Photo: Cliff

Tonight, Jon Stewart ends his 16-year run as host of “The Daily Show.” Here are seven stories looking back at how Stewart became the most influential fake-news anchor in the history of television:

1. Is Jon Stewart the Most Trusted Man in America? (Michiko Kakutani, New York Times, Aug. 15, 2008)

“Hopefully the process is to spot things that would be grist for the funny mill,” Mr. Stewart, 45, said. “In some respects, the heavier subjects are the ones that are most loaded with opportunity because they have the most — you know, the difference between potential and kinetic energy? — they have the most potential energy, so to delve into that gives you the largest combustion, the most interest. I don’t mean for the audience. I mean for us. Everyone here is working too hard to do stuff we don’t care about.”

2. In Conversation: Jon Stewart (Chris Smith, New York Magazine, Nov. 2, 2014)

An interview with the Daily Show host about making movies, the 2016 election, and why everybody loves Stephen Colbert.

3. Is It Funny Yet? (Tad Friend, The New Yorker, Feb. 11, 2002)

On his second night of doing standup at a Manhattan club called the Bitter End, Stewart changed his name. He explained, “The host’s hesitation at trying to pronounce my name the first night bothered me. And,” he continued, hesitantly, “there was slight leftover resentment at the taunting. You don’t want a tauntable handle in show business. And”—Stewart’s instinct for privacy and his instinct for honesty wrestled at even greater length—“some leftover resentment at my family.” His face was blank, drained of its antic warmth. He added quickly, “But I didn’t really change my name—I just shortened it. I didn’t want to go as far as making it Dirk Cloud, or Poopy Joe, the Rodeo Clown.”

4. Jon Stewart and the Burden of History (Tom Junod, Esquire, Sept. 15, 2011)

Junod writes how Stewart went from a popular fake-news anchor to someone “important”:

Even as the media and politicians he mocked so relentlessly lost their moral compass, he found his. He saw wrong and tried to right it; saw suffering and tried to heal it; saw war and tried to stop it; saw his old friend Anthony Weiner’s penis and tried to make jokes about it…

Sorry. It’s just that when you’re talking about Jon Stewart, you’re never just talking about Jon Stewart. You’re invoking the Jon Stewart narrative — the collective fantasy about Jon Stewart — and it leads to all sorts of inappropriate historical comparisons. You can even play the Jon Stewart Game, in which you start telling his story and see how long it takes you to compare him to someone he should feel really uncomfortable being compared to. See, he really is just a man, and a man from New Jersey at that.

5. A Very Young Jon Stewart’s 1994 Interview With New York Magazine (Chris Smith, Vulture)

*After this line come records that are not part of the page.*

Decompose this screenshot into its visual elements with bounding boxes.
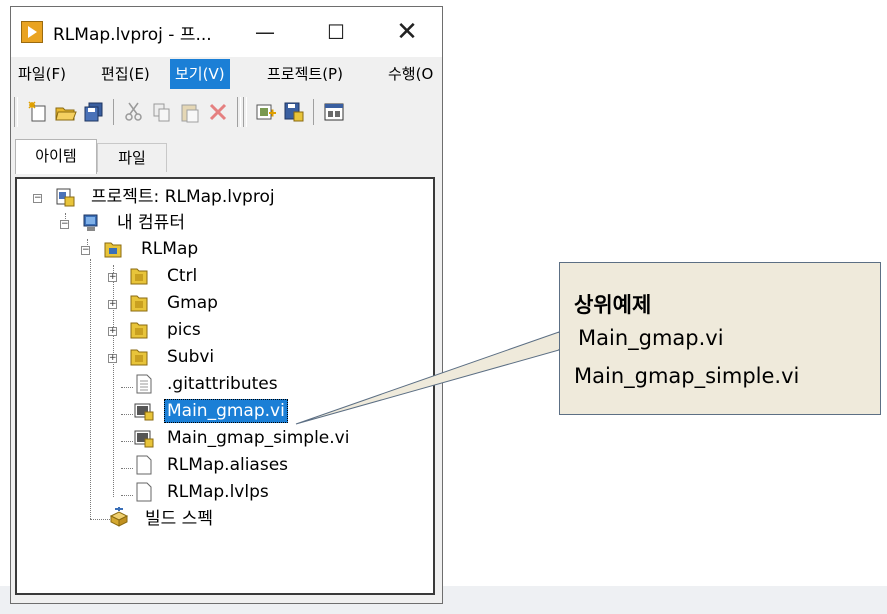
tree-connector xyxy=(121,495,133,496)
menu-edit[interactable]: 편집(E) xyxy=(96,59,155,89)
callout-line-2: Main_gmap_simple.vi xyxy=(574,364,800,388)
vi-icon xyxy=(134,403,154,421)
expand-toggle[interactable]: + xyxy=(108,327,117,336)
window-title: RLMap.lvproj - 프... xyxy=(53,25,212,45)
maximize-button[interactable]: ☐ xyxy=(316,17,356,47)
add-to-project-icon[interactable] xyxy=(255,101,277,123)
computer-icon xyxy=(83,214,98,231)
copy-icon[interactable] xyxy=(151,101,173,123)
tree-item-label: Subvi xyxy=(167,347,215,367)
expand-toggle[interactable]: + xyxy=(108,354,117,363)
tree-item-label: Gmap xyxy=(167,293,218,313)
build-save-icon[interactable] xyxy=(283,101,305,123)
build-specs-icon xyxy=(109,507,129,527)
menu-bar: 파일(F) 편집(E) 보기(V) 프로젝트(P) 수행(O xyxy=(11,59,442,89)
paste-icon[interactable] xyxy=(179,101,201,123)
project-tree: − 프로젝트: RLMap.lvproj − 내 컴퓨터 − RLMap + C… xyxy=(15,177,435,595)
tab-items[interactable]: 아이템 xyxy=(15,139,97,174)
collapse-toggle[interactable]: − xyxy=(33,194,42,203)
tree-connector xyxy=(121,387,133,388)
callout-line-1: Main_gmap.vi xyxy=(578,326,724,350)
toolbar-grip[interactable] xyxy=(237,97,241,127)
tree-root-label: 프로젝트: RLMap.lvproj xyxy=(91,187,275,207)
folder-open-icon xyxy=(104,242,122,258)
toolbar-separator xyxy=(113,99,114,125)
toolbar-grip[interactable] xyxy=(14,97,18,127)
collapse-toggle[interactable]: − xyxy=(60,220,69,229)
tree-connector xyxy=(121,468,133,469)
folder-icon xyxy=(130,295,148,312)
callout-box: 상위예제 Main_gmap.vi Main_gmap_simple.vi xyxy=(559,262,881,415)
tree-connector xyxy=(121,441,133,442)
save-all-icon[interactable] xyxy=(83,101,105,123)
folder-icon xyxy=(130,322,148,339)
collapse-toggle[interactable]: − xyxy=(81,246,90,255)
file-icon xyxy=(136,455,152,475)
toolbar-separator xyxy=(313,99,314,125)
tree-item-label: pics xyxy=(167,320,201,340)
new-file-icon[interactable] xyxy=(27,101,49,123)
cut-icon[interactable] xyxy=(123,101,145,123)
labview-app-icon xyxy=(21,21,43,43)
tree-build-specs-label: 빌드 스펙 xyxy=(145,509,213,529)
menu-view[interactable]: 보기(V) xyxy=(170,59,230,89)
toolbar-grip[interactable] xyxy=(243,97,247,127)
tree-connector xyxy=(121,414,133,415)
folder-icon xyxy=(130,268,148,285)
menu-operate[interactable]: 수행(O xyxy=(383,59,438,89)
expand-toggle[interactable]: + xyxy=(108,300,117,309)
file-icon xyxy=(136,482,152,502)
minimize-button[interactable]: — xyxy=(245,17,285,47)
project-explorer-window: RLMap.lvproj - 프... — ☐ ✕ 파일(F) 편집(E) 보기… xyxy=(10,6,443,604)
vi-icon xyxy=(134,430,154,448)
tree-connector xyxy=(90,259,91,519)
callout-title: 상위예제 xyxy=(574,293,652,317)
menu-file[interactable]: 파일(F) xyxy=(13,59,71,89)
tab-strip: 아이템 파일 xyxy=(11,137,442,174)
menu-project[interactable]: 프로젝트(P) xyxy=(262,59,348,89)
view-window-icon[interactable] xyxy=(323,101,345,123)
expand-toggle[interactable]: + xyxy=(108,273,117,282)
tree-item-label: Ctrl xyxy=(167,266,198,286)
folder-icon xyxy=(130,349,148,366)
toolbar xyxy=(11,91,442,133)
tree-my-computer-label: 내 컴퓨터 xyxy=(117,213,185,233)
tree-item-label: RLMap.lvlps xyxy=(167,482,269,502)
tree-item-label: Main_gmap_simple.vi xyxy=(167,428,350,448)
tree-folder-rlmap-label: RLMap xyxy=(141,239,199,259)
tab-files[interactable]: 파일 xyxy=(97,143,167,172)
delete-icon[interactable] xyxy=(207,101,229,123)
project-icon xyxy=(56,188,75,207)
tree-item-label: .gitattributes xyxy=(167,374,278,394)
open-folder-icon[interactable] xyxy=(55,101,77,123)
close-button[interactable]: ✕ xyxy=(387,17,427,47)
file-icon xyxy=(136,374,152,394)
tree-item-label: RLMap.aliases xyxy=(167,455,289,475)
title-bar: RLMap.lvproj - 프... — ☐ ✕ xyxy=(11,7,442,57)
tree-item-label: Main_gmap.vi xyxy=(164,399,288,423)
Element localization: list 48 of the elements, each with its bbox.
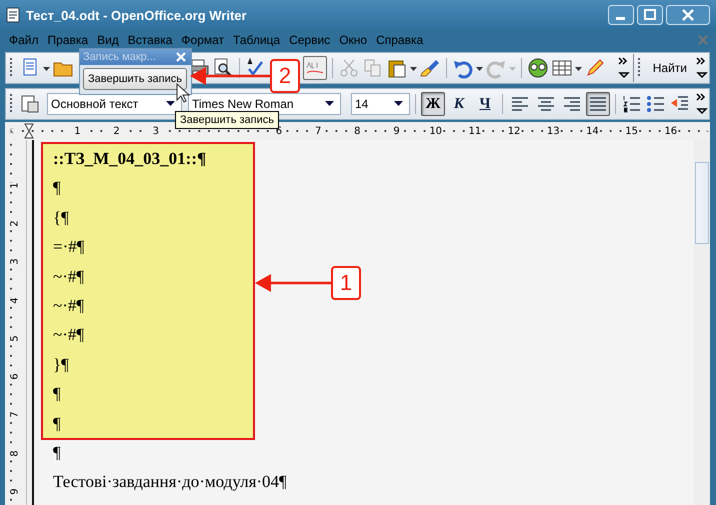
ruler-number: 6 <box>10 373 21 380</box>
callout-number: 2 <box>270 59 300 93</box>
find-button[interactable]: Найти <box>646 61 693 75</box>
ruler-number: 12 <box>507 126 522 136</box>
menu-item[interactable]: Сервис <box>284 33 334 47</box>
stop-recording-button[interactable]: Завершить запись <box>83 68 187 90</box>
paragraph: Тестові·завдання·до·модуля·04¶ <box>52 471 288 494</box>
ruler-number: 11 <box>468 126 482 136</box>
paragraph: =·#¶ <box>53 236 86 258</box>
menu-item[interactable]: Формат <box>176 33 228 47</box>
ruler-number: 3 <box>148 126 163 136</box>
window-title: Тест_04.odt - OpenOffice.org Writer <box>26 8 248 22</box>
menu-item[interactable]: Файл <box>4 33 43 47</box>
paragraph: ¶ <box>53 177 62 200</box>
style-dropdown[interactable]: Основной текст <box>47 93 182 115</box>
italic-button[interactable]: К <box>447 92 471 116</box>
menu-item[interactable]: Таблица <box>228 33 284 47</box>
tooltip: Завершить запись <box>175 111 280 129</box>
ruler-number: 1 <box>70 126 84 136</box>
paragraph: ~·#¶ <box>53 294 86 317</box>
paragraph: ::ТЗ_М_04_03_01::¶ <box>53 148 208 170</box>
paragraph: }¶ <box>53 354 70 376</box>
ruler-number: 3 <box>10 258 21 265</box>
paragraph: ¶ <box>53 412 62 435</box>
paragraph: ¶ <box>53 383 62 406</box>
ruler-number: 5 <box>10 335 21 342</box>
menu-item[interactable]: Вид <box>92 33 123 47</box>
size-dropdown[interactable]: 14 <box>351 93 410 115</box>
paragraph: ~·#¶ <box>53 266 86 288</box>
underline-button[interactable]: Ч <box>473 92 497 116</box>
menu-item[interactable]: Вставка <box>122 33 176 47</box>
menu-item[interactable]: Правка <box>42 33 92 47</box>
dialog-title: Запись макр... <box>83 51 156 63</box>
ruler-number: 14 <box>585 126 600 136</box>
ruler-number: 15 <box>624 126 639 136</box>
ruler-number: 10 <box>428 126 443 136</box>
paragraph: {¶ <box>53 206 70 229</box>
ruler-number: 8 <box>10 450 21 456</box>
menu-item[interactable]: Справка <box>371 33 428 47</box>
bold-button[interactable]: Ж <box>421 92 445 116</box>
menu-item[interactable]: Окно <box>334 33 372 47</box>
paragraph: ¶ <box>52 442 62 464</box>
ruler-number: 2 <box>110 126 124 136</box>
ruler-number: 9 <box>10 488 21 495</box>
ruler-number: 13 <box>546 126 560 136</box>
paragraph: ~·#¶ <box>53 324 86 346</box>
ruler-number: 16 <box>664 126 678 136</box>
callout-number: 1 <box>331 266 361 300</box>
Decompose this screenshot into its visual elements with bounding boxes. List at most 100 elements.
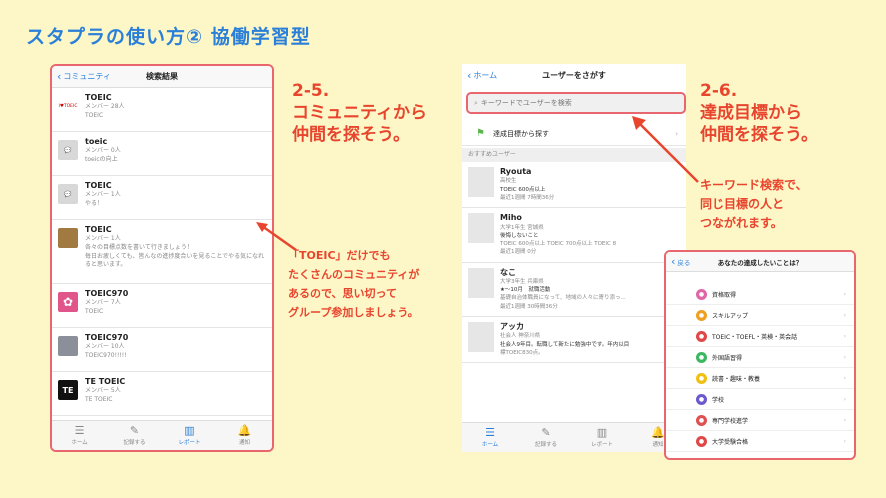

A profile of Jon Stewart from his MTV days:

Even with a cheesy set and an odd schedule — weeknights at 10, except Thursdays — Stewart is beginning to draw the hip, younger audience that eludes Late Night With Conan O’Brien. MTV will make the challenge more overt in February, when it moves Stewart to 12:30 a.m., directly opposite Conan.

By then, Stewart will have paid his cable bill and had his service reconnected. There’s one talk-show competitor he’s had his eye on for years. “Robin Byrd,” he says. “The other night I’d been dialing for an hour and I finally got through. I said, ‘I just want to tell you ladies, I fought in Vietnam, and you are the kind of people that make America worth dying for.’”

6. Jon Stewart and ‘The Daily Show’: 9 Essential Moments (Jeremy Egner, Dave Itzkoff, Kathryn Shattuck, The New York Times, Aug. 4, 2015)

“As Mr. Stewart’s tenure comes to a close, ‘Daily Show’ writers, producers and guests look back on key moments from the host’s 16-year run, and reflect upon his legacy.”

7. Fresh Air: Jon Stewart Retrospective

Moments from Stewart’s past interviews with Terry Gross, including Stewart recapping a particularly strong moment for the show, when Congress was failing to approve funds for 9/11 first responders for chronic health issues:

The ability to articulate our sense of just absolute sadness but through a prism of comedy, like – we came in on that morning just really despairing as we watched this go down. And we walked out that night feeling like we had yelled and felt, you know, we had – we put it through the prism and the synthesis and the digestive process that we put it through and we made ourselves feel better. And we didn’t make ourselves feel better by ignoring it, by dismissing it, by not dealing with it. We made ourselves feel better by expressing our utter rage at the ineptness and lack of courage from our legislators. And we walked out of there that night feeling like, you know what? [Expletive] good day’s work. That was it.